Lambda Legal and Steptoe & Johnson LLP have filed a lawsuit on behalf of Whitman-Walker against HHS, challenging the revisions. Also joining in the suit are the Trans Latin Coalition, Bradbury-Sullivan LGBT Community Center, Los Angeles LGBT Center, GLMA: Health Professionals Advancing LGBTQ Equality, AGLP: The Association of LGBTQ Psychiatrists, as well as four individual doctors.

Ironically, the challenge was filed just a week after the Supreme Court ruled that federal nondiscrimination protections include LGBTQ people.

“Just recently, the Supreme Court ruled that federal law prohibits employers from discriminating based on sexual orientation or gender identity,” notes Bill Rivera, senior vice president of litigation at the AARP Foundation. (The AARP Foundation and AARP have filed a friend-of-the-court brief in support of the challenge.)

“HHS’s rule change flies in the face of that decision, and would allow health care providers to discriminate on the basis of gender identity and sex stereotypes.”

Indeed, it was on this very basis that U.S. District Court Judge Frederic Block put the brakes on the changes – at least temporarily.

“When the Supreme Court announces a major decision, it seems a sensible thing to pause and reflect on the decision’s impact,” Judge Block wrote in his decision. “Since H.H.S. has been unwilling to take that path voluntarily, the court now imposes it.”

Even if the court does strike down the changes, the Department of Justice could appeal the ruling, keeping the threat alive for months longer. The upshot is that the uncertainty only feeds the anxiety that LGBTQ patients, and trans patients in particular, feel about access to and the quality of their health care.

Systemic bias in health care contributes to health disparities for LGBTQ patients. A large study of heterosexual, first-year medical students demonstrated that about half of students reported having negative attitudes towards lesbian and gay people while over 80% unconsciously showed more negative evaluations of queer people compared to their heterosexual counterparts. This bias, whether explicit or implicit, leads to poorer outcomes for patients. Based on such evidence, it’s not a stretch to say that Section 1557 revisions directly jeopardize the health of LGBTQ patients, particularly older patients.

“Persons need to be able to present their true identities to health care providers in order to assure accurate diagnosis and treatment,” says Henn. “This is fundamental to the provision of high-quality care for all persons in society. LGBTQ adults, like everyone, need to be able to seek health care from worries of discrimination or possible denial of services. This rule would invite harm to folks accessing basic health care needs from primary care visits and prescriptions to folks accessing major needs like emergency care and surgeries.”

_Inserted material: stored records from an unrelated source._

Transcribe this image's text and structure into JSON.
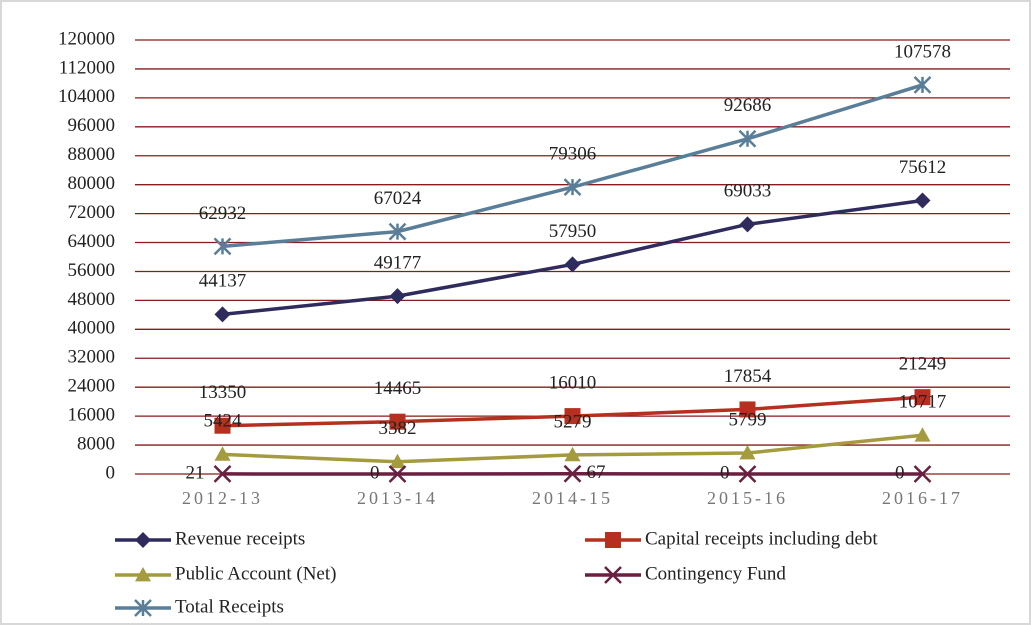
{
  "chart_data": {
    "type": "line",
    "categories": [
      "2012-13",
      "2013-14",
      "2014-15",
      "2015-16",
      "2016-17"
    ],
    "series": [
      {
        "name": "Revenue receipts",
        "color": "#2f2b5c",
        "marker": "diamond",
        "values": [
          44137,
          49177,
          57950,
          69033,
          75612
        ]
      },
      {
        "name": "Capital receipts including debt",
        "color": "#b5301f",
        "marker": "square",
        "values": [
          13350,
          14465,
          16010,
          17854,
          21249
        ]
      },
      {
        "name": "Public Account (Net)",
        "color": "#a39b3e",
        "marker": "triangle",
        "values": [
          5424,
          3382,
          5279,
          5799,
          10717
        ]
      },
      {
        "name": "Contingency Fund",
        "color": "#6a1e40",
        "marker": "x",
        "values": [
          21,
          0,
          67,
          0,
          0
        ]
      },
      {
        "name": "Total Receipts",
        "color": "#5a7e97",
        "marker": "star",
        "values": [
          62932,
          67024,
          79306,
          92686,
          107578
        ]
      }
    ],
    "ylim": [
      0,
      120000
    ],
    "yticks": [
      0,
      8000,
      16000,
      24000,
      32000,
      40000,
      48000,
      56000,
      64000,
      72000,
      80000,
      88000,
      96000,
      104000,
      112000,
      120000
    ],
    "grid": true,
    "grid_color": "#8b1a1a",
    "legend": "bottom"
  }
}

The danger is worsened by the COVID-19 pandemic, which disproportionately harms seniors.

“Now more than ever, with COVID cases surging across the country, we must not open the door to discrimination by removing critical protections for LGBTQ older adults,” Rivera says.

A federal judge blocked implementation of the rule the day before it was set to go into effect, but we’re not in the clear quite yet. The Judge will still hear arguments from both sides before issuing a final opinion, and any decision will be subject to appeal by the Department of Justice.